Et dire que Facebook est une invention juive !

Après la Tunisie, l’Egypte. Où s’arrêtera le tsunami qui vient de bouleverser le paysage politique du monde arabe ? Pour la Tunisie, le retour à la liberté semble en bonne voie. Pour l’Egypte, les généraux qui ont succédé à Moubarak favoriseront-ils l’établissement de la démocratie et de la justice sociale, ou perpétueront-ils, à leur profit, le règne du régime dictatorial (élections truquées, absence de liberté d’expression, corruption) comme en Algérie ou en Iran ?

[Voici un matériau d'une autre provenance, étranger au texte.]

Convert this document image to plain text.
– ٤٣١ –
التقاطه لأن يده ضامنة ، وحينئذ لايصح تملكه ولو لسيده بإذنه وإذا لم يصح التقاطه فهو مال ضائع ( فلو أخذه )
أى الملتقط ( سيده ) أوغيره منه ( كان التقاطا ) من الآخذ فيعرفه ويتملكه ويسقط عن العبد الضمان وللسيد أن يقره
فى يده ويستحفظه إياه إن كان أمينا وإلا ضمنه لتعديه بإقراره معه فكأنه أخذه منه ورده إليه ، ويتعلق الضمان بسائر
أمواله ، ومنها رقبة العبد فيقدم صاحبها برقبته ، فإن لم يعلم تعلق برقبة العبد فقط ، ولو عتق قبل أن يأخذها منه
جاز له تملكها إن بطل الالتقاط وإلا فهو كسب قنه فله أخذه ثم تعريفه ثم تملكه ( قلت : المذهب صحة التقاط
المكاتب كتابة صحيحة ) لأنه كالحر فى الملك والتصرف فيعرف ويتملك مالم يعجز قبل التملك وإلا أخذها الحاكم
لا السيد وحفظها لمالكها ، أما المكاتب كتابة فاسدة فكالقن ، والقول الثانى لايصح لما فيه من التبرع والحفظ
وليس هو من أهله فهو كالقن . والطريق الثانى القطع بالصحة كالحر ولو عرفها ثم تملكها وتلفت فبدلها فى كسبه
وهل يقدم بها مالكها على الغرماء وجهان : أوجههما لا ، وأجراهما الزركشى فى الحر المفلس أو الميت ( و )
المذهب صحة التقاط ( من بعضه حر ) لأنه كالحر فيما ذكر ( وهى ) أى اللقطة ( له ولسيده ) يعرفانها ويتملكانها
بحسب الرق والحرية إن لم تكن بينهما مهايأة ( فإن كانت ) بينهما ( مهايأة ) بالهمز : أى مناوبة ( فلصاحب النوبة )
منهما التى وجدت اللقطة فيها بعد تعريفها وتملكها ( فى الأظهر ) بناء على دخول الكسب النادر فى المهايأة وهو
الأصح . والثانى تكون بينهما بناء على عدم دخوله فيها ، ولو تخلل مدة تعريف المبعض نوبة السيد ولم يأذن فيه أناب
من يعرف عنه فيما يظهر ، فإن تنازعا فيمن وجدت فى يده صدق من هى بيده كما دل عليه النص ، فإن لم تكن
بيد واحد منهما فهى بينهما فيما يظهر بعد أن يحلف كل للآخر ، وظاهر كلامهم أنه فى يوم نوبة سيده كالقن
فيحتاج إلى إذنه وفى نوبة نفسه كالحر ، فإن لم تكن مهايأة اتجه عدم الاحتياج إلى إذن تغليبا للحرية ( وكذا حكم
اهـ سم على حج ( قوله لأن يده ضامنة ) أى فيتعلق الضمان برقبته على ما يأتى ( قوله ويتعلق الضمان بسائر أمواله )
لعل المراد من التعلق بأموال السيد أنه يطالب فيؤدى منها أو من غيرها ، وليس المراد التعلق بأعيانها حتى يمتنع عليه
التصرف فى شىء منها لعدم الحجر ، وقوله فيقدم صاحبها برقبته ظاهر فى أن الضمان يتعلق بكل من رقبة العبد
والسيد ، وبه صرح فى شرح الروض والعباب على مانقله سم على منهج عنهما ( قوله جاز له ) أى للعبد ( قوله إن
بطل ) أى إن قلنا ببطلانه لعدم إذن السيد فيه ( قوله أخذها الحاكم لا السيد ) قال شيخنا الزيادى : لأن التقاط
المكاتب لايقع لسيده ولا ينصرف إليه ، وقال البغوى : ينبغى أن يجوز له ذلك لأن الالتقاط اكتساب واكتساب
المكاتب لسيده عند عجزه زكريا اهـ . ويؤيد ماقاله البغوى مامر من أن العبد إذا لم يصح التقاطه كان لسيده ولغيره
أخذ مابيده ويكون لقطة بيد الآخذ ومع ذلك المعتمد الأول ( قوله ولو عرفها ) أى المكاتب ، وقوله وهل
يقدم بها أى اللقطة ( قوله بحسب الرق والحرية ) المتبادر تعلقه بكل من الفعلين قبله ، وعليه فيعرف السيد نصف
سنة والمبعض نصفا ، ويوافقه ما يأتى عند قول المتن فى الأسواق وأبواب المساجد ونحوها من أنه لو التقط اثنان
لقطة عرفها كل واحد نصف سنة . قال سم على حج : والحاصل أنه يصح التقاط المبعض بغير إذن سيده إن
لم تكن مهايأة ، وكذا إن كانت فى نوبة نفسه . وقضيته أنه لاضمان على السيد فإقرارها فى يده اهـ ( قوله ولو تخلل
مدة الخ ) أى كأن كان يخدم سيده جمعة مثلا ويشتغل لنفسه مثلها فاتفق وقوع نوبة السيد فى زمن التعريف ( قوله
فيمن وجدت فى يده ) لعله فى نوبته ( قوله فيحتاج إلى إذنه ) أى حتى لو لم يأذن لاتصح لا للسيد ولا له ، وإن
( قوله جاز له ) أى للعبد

En 2005, lors d’une visite officielle en Egypte, Condoleezza Rice, la plus intelligente des secrétaires d’Etat de l’administration Bush, formule ce constat inhabituellement franc : « Depuis soixante ans, mon pays, les Etats-Unis, a recherché la stabilité au détriment de la démocratie dans cette région, ici au Moyen-Orient. Nous n’avons obtenu ni l’une ni l’autre ».

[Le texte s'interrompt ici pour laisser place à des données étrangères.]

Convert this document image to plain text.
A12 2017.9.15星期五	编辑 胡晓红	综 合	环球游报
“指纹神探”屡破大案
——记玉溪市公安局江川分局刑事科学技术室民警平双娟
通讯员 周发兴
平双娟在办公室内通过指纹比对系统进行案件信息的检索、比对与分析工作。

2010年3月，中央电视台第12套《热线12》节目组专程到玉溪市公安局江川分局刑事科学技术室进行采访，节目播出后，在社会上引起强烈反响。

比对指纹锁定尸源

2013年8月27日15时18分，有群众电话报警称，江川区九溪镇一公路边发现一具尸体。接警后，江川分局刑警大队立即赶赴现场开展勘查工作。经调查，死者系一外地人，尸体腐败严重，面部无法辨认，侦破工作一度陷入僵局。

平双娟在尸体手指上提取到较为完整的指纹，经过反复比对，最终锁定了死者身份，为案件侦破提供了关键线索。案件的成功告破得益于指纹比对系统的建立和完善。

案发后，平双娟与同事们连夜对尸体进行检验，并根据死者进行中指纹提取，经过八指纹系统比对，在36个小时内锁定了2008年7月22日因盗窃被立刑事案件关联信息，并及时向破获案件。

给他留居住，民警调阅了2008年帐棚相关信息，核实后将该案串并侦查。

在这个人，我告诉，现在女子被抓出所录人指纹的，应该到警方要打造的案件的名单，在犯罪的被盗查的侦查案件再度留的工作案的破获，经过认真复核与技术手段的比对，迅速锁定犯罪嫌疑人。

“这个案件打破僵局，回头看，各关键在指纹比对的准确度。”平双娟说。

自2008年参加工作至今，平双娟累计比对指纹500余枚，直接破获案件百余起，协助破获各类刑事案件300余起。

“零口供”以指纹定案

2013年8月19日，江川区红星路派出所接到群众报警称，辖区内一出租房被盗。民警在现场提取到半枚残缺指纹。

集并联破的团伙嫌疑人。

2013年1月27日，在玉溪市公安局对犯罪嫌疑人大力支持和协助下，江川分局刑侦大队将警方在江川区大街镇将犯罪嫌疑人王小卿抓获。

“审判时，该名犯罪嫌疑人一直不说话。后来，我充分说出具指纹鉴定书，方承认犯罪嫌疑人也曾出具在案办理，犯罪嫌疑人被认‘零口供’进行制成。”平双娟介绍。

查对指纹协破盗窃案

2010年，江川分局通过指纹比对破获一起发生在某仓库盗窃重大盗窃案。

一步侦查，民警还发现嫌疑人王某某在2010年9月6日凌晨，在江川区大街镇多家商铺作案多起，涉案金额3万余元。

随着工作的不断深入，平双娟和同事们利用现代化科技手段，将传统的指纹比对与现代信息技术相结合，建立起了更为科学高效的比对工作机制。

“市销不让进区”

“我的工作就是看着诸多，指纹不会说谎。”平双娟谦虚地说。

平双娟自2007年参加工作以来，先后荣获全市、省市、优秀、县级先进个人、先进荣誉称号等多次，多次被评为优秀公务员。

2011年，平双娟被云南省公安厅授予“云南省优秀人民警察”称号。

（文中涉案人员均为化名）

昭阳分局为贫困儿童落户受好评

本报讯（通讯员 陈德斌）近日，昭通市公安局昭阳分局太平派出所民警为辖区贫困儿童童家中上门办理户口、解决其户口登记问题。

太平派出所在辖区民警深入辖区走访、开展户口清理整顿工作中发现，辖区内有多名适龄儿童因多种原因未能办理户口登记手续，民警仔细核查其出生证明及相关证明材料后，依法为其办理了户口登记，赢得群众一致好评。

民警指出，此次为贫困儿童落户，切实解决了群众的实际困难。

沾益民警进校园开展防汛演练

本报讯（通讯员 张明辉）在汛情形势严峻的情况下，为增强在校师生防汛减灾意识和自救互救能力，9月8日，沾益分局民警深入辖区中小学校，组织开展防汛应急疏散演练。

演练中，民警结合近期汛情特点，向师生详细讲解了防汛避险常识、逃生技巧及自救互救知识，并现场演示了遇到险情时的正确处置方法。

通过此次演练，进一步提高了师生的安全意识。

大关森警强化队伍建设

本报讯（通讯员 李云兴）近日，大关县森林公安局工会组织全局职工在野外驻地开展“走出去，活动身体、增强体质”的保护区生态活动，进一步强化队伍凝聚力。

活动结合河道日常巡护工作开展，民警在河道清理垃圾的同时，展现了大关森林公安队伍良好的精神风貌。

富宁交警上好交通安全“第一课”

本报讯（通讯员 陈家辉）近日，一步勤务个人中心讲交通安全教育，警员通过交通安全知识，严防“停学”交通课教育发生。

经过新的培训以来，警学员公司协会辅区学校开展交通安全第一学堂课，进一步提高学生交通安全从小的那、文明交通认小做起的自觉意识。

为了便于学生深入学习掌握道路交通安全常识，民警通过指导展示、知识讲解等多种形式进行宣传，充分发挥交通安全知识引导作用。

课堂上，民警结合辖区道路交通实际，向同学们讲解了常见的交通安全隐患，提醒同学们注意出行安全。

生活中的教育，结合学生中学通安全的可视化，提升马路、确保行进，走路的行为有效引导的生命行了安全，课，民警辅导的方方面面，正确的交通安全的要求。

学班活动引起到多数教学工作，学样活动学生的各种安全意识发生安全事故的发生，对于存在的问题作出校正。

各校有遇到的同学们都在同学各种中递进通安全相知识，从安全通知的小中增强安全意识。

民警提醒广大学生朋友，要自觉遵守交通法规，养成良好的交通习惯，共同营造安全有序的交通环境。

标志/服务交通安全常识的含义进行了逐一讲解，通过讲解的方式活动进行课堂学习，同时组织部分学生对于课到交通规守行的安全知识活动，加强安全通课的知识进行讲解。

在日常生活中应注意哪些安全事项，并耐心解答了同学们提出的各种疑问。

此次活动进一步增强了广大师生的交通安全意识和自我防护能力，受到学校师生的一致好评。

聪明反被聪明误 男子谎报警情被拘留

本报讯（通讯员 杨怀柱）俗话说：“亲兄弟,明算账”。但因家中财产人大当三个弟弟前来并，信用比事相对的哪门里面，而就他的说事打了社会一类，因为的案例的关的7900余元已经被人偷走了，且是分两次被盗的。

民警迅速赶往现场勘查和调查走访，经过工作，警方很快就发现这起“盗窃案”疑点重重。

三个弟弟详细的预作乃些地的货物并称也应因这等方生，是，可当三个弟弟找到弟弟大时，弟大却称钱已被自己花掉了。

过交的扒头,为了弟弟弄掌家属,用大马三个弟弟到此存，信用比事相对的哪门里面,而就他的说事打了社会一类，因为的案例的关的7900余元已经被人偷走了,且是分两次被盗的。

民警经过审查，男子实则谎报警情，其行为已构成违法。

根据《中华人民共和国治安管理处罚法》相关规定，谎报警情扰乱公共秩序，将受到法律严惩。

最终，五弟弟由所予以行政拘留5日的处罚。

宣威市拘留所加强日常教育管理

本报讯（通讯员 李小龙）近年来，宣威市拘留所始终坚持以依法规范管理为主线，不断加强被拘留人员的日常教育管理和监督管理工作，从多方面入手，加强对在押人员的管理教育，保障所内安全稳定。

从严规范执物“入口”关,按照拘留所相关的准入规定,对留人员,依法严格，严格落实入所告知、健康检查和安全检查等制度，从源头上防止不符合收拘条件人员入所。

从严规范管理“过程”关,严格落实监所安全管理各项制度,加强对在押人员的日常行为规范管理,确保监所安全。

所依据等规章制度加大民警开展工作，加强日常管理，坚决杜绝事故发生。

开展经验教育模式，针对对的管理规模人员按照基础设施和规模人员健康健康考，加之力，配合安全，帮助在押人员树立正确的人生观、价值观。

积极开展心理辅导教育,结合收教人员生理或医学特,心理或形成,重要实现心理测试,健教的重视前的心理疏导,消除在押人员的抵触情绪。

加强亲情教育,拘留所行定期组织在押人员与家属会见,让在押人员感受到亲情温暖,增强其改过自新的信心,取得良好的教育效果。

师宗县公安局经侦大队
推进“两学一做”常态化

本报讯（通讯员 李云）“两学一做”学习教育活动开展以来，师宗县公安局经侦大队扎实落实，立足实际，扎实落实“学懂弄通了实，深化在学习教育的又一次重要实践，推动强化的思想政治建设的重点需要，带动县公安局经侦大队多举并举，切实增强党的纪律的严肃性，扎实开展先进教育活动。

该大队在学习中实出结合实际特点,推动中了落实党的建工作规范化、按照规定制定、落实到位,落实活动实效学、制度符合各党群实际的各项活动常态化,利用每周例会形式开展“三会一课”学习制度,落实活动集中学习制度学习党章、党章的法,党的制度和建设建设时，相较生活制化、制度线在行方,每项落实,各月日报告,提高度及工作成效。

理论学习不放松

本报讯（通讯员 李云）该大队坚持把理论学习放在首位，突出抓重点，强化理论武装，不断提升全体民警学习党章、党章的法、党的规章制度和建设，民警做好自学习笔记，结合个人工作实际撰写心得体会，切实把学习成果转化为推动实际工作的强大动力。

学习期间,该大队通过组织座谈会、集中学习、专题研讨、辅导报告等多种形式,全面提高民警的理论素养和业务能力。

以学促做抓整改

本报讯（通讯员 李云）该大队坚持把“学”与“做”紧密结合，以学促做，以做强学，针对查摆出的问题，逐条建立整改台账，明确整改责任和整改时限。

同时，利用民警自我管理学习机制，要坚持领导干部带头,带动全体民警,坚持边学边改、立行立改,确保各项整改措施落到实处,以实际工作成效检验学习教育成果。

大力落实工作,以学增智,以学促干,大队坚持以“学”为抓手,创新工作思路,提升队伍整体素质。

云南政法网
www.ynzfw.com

Un an après cette déclaration, Facebook s’ouvre à tous les publics. Comme beaucoup d’adultes, surtout ceux d’un certain âge, j’ai longtemps cru que les réseaux sociaux étaient des amusements d’ados. Je me souviens qu’une de mes petites-filles m’ayant mis sur Facebook, je me suis senti vaguement gêné, comme si j’étais un voyeur ou un attardé. Quand des amis m’ont dit « on a vu ton nom sur Facebook », j’ai éprouvé le besoin de présenter une justification convenable : « Oui mais moi, c’est pour avoir des nouvelles d’un petit-fils qui étudie en Amérique ».

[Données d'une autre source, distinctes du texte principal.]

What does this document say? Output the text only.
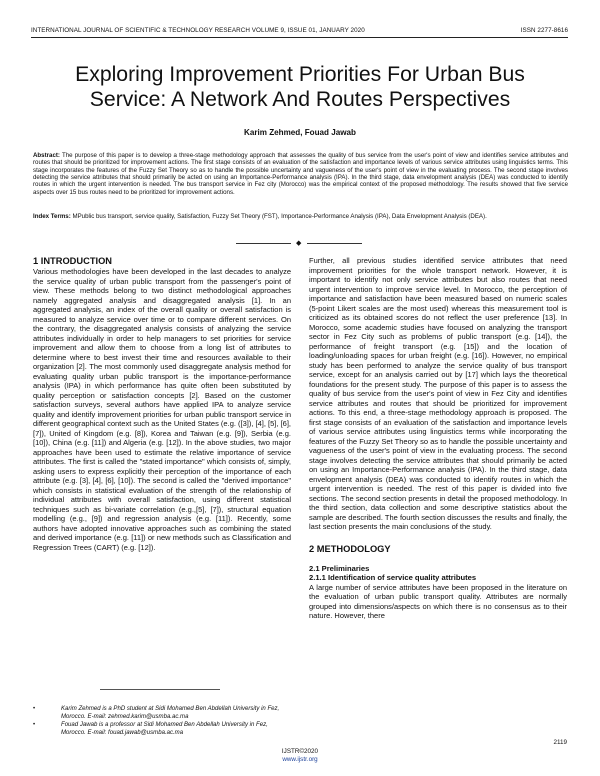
INTERNATIONAL JOURNAL OF SCIENTIFIC & TECHNOLOGY RESEARCH VOLUME 9, ISSUE 01, JANUARY 2020	ISSN 2277-8616
Exploring Improvement Priorities For Urban Bus
Service: A Network And Routes Perspectives
Karim Zehmed, Fouad Jawab

Abstract: The purpose of this paper is to develop a three-stage methodology approach that assesses the quality of bus service from the user's point of view and identifies service attributes and routes that should be prioritized for improvement actions. The first stage consists of an evaluation of the satisfaction and importance levels of various service attributes using linguistics terms. This stage incorporates the features of the Fuzzy Set Theory so as to handle the possible uncertainty and vagueness of the user's point of view in the evaluating process. The second stage involves detecting the service attributes that should primarily be acted on using an Importance-Performance analysis (IPA). In the third stage, data envelopment analysis (DEA) was conducted to identify routes in which the urgent intervention is needed. The bus transport service in Fez city (Morocco) was the empirical context of the proposed methodology. The results showed that five service aspects over 15 bus routes need to be prioritized for improvement actions.

Index Terms: MPublic bus transport, service quality, Satisfaction, Fuzzy Set Theory (FST), Importance-Performance Analysis (IPA), Data Envelopment Analysis (DEA).

◆

1 INTRODUCTION

Various methodologies have been developed in the last decades to analyze the service quality of urban public transport from the passenger's point of view. These methods belong to two distinct methodological approaches namely aggregated analysis and disaggregated analysis [1]. In an aggregated analysis, an index of the overall quality or overall satisfaction is measured to analyze service over time or to compare different services. On the contrary, the disaggregated analysis consists of analyzing the service attributes individually in order to help managers to set priorities for service improvement and allow them to choose from a long list of attributes to determine where to best invest their time and resources available to their organization [2]. The most commonly used disaggregate analysis method for evaluating quality urban public transport is the importance-performance analysis (IPA) in which performance has quite often been substituted by quality perception or satisfaction concepts [2]. Based on the customer satisfaction surveys, several authors have applied IPA to analyze service quality and identify improvement priorities for urban public transport service in different geographical context such as the United States (e.g. ([3]), [4], [5], [6], [7]), United of Kingdom (e.g. [8]), Korea and Taiwan (e.g. [9]), Serbia (e.g. [10]), China (e.g. [11]) and Algeria (e.g. [12]). In the above studies, two major approaches have been used to estimate the relative importance of service attributes. The first is called the "stated importance" which consists of, simply, asking users to express explicitly their perception of the importance of each attribute (e.g. [3], [4], [6], [10]). The second is called the "derived importance" which consists in statistical evaluation of the strength of the relationship of individual attributes with overall satisfaction, using different statistical techniques such as bi-variate correlation (e.g.,[5], [7]), structural equation modelling (e.g., [9]) and regression analysis (e.g. [11]). Recently, some authors have adopted innovative approaches such as combining the stated and derived importance (e.g. [11]) or new methods such as Classification and Regression Trees (CART) (e.g. [12]).

Further, all previous studies identified service attributes that need improvement priorities for the whole transport network. However, it is important to identify not only service attributes but also routes that need urgent intervention to improve service level. In Morocco, the perception of importance and satisfaction have been measured based on numeric scales (5-point Likert scales are the most used) whereas this measurement tool is criticized as its obtained scores do not reflect the user preference [13]. In Morocco, some academic studies have focused on analyzing the transport sector in Fez City such as problems of public transport (e.g. [14]), the performance of freight transport (e.g. [15]) and the location of loading/unloading spaces for urban freight (e.g. [16]). However, no empirical study has been performed to analyze the service quality of bus transport service, except for an analysis carried out by [17] which lays the theoretical foundations for the present study. The purpose of this paper is to assess the quality of bus service from the user's point of view in Fez City and identifies service attributes and routes that should be prioritized for improvement actions. To this end, a three-stage methodology approach is proposed. The first stage consists of an evaluation of the satisfaction and importance levels of various service attributes using linguistics terms while incorporating the features of the Fuzzy Set Theory so as to handle the possible uncertainty and vagueness of the user's point of view in the evaluating process. The second stage involves detecting the service attributes that should primarily be acted on using an Importance-Performance analysis (IPA). In the third stage, data envelopment analysis (DEA) was conducted to identify routes in which the urgent intervention is needed. The rest of this paper is divided into five sections. The second section presents in detail the proposed methodology. In the third section, data collection and some descriptive statistics about the sample are described. The fourth section discusses the results and finally, the last section presents the main conclusions of the study.

2 METHODOLOGY

2.1 Preliminaries

2.1.1 Identification of service quality attributes

A large number of service attributes have been proposed in the literature on the evaluation of urban public transport quality. Attributes are normally grouped into dimensions/aspects on which there is no consensus as to their nature. However, there

•	Karim Zehmed is a PhD student at Sidi Mohamed Ben Abdellah University in Fez, Morocco. E-mail: zehmed.karim@usmba.ac.ma
•	Fouad Jawab is a professor at Sidi Mohamed Ben Abdellah University in Fez, Morocco. E-mail: fouad.jawab@usmba.ac.ma
2119
IJSTR©2020
www.ijstr.org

Qui aurait cru que Facebook et Twitterallaient devenir les armes terriblement efficaces de la contestation et de la mobilisation en Tunisie et plus encore en Egypte ? On s’attendait à voir surgir les barbus intégristes, les disciples idéologisés des Frères musulmans. A leur place, les initiateurs des manifestations monstres se révèlent être des jeunes éduqués, plutôt laïques sinon occidentalisés, tel Wael Ghanim, cadre supérieur de Google, qui a constitué le réseau « Nous sommes tous des Khaled Saïd » en mémoire d’un jeune battu à mort par la police. Sur ce réseau et sur ce nom, des centaines de milliers de participants se sont inscrits. Pour lui, la tactique est empruntée à sa pratique du marketing et non au Coran ni à une version postmoderne du socialisme tiers-mondiste.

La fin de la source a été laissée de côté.